Da “Il vantaggio privato”
SONO PORTATA VERSO UNA RAGIONE RESPONSABILE
Sono portata verso una ragione responsabile.
Mi avverte il mattino o il tramonto il cielo
terso e opaco tutto ciò che si produce e si genera
mi avverte il partire congiunto all’arrivare
il buio al giorno il composto al semplice
il gesto nuovo in cui il vecchio sempre s’interpone.
Il suo principio anche se non sarà di bene
mi porterà al mio tempo non raffermo
mi porterà alla scelta. Non tengo
all’atto più notevole al gesto celebrato
vado verso la mia comune rappresentazione.

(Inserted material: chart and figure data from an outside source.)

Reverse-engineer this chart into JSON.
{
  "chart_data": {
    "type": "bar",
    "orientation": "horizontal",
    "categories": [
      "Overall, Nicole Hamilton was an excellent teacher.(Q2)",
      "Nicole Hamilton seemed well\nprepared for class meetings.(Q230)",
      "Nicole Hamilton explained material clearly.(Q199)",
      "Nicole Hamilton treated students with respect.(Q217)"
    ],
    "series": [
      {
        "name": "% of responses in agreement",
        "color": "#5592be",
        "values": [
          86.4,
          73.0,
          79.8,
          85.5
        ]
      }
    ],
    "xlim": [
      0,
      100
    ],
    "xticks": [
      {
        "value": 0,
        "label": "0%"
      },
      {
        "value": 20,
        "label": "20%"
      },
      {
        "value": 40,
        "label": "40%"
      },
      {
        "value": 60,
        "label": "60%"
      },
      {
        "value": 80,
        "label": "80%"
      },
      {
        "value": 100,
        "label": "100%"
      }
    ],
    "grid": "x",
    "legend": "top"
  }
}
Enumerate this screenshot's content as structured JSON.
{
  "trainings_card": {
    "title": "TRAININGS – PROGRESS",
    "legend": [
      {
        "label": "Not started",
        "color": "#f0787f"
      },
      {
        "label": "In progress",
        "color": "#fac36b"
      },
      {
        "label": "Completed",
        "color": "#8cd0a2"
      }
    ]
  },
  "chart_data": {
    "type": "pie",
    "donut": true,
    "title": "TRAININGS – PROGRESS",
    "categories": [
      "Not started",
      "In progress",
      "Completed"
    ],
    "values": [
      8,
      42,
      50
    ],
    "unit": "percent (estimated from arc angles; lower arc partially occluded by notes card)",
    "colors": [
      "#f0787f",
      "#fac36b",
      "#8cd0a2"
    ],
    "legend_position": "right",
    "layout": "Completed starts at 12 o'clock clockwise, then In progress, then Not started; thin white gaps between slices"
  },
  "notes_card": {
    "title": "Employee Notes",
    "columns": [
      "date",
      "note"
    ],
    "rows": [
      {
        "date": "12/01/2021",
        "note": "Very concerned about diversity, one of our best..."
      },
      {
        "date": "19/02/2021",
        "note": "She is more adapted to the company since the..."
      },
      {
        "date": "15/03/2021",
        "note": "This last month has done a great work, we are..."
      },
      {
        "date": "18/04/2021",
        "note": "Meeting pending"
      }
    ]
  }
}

Per essere in leggerezza nella mia vicenda
più di quanto inutilmente tentai
seguo la traccia della mia presenza esatta
fuori dei giorni inutili di uguale prigionia
delle cose poste come elenco della sosta
contraria a questa mia storia fatta appena nascente
che a un tempo incita considera
apprende e tiene a conto la parola
che preme e che non si smarrisce
se subito adempie ad un significato.
Ora so di avere un cuore non mutato
ma per ragioni nuove rifatto dalla lucidità
che si dispone dalla certezza di aver varcato
la soglia di una realtà che mi appartiene
e il cui getto è un necessario impulso
e se anche nella vita si alterna il caldo
al freddo se i timori si avverano
la più cruda verità degli atti il movimento
di sole viscere i gesti il compromettersi
i profitti rozzamente tesi e occasionali
se tutto s’impara sempre la ragione si afferma
e sopravvive rivolta alla comprensione
non al rimprovero parallela a questa esistenza
che non si rammarica allo svolgimento
che non si fa leggenda e che pur di polmoni respira.
Da “Il vantaggio privato”
NON PUO’ ESSERCI SOLO QUESTA CAPARBIETA’
Non può esserci solo questa caparbietà di andare
di fretta far più presto fare di prepotenza
nella direzione visibile che gli sfoghi quotidiani
nutrono e divorano. Abbiamo un tale
esiguo concetto di noi da rassegnarci ad avere momenti
malevoli verso le applicazioni che ci competono
da dimenticare i motivi che ci tengono insieme e uguali
nell’ordine che la vita dispone i doni che esplodono
improvvisi ciò che ci conforta e ci dispera
che ci attrae e ci disperde nel fondo immenso
senza altro accesso di quello a cui tutti siamo convogliati
fertili di dubbio e d’incertezza. Se possiamo
temerci per ferocia anche dobbiamo vedere
chi per vincere il disamore si soddisfa
con l’alto prezzo dei suoi bisogni chi crede
di manifestarsi esponendosi in forma privata
d’un privato vantaggio chi disponendo
della sua vita naturalmente può ancora
sorridere dopo una giornata in tutto accettata e
— oggi non è stato un buon giorno — chi rinuncia
all’amore chi per sempre sconta un errore
chi da se stesso si fa violenza chi non si rammenta
di sé al tempo dei buoni propositi.
Niente si può prevedere mutano le attese
le intenzioni il ripiego l’abbattimento la malinconia
la minaccia dentro e fuori di noi
ciò che stabilimmo concluso
torna a riproporsi nell’ora attraversata
senza arrendevolezza inquieti dei segni
delle persone e degli eventi che ci alterano
l’appetito e il sonno dell’indolenza che ci apparta
della scarna vecchiaia dei desideri. Interrotto
l’atto che ci fa sentire strumentale resa giungiamo
ad accertarci di vivere di poco dentro derivate prove
forti dei segni che affiorano dalla nostra condizione.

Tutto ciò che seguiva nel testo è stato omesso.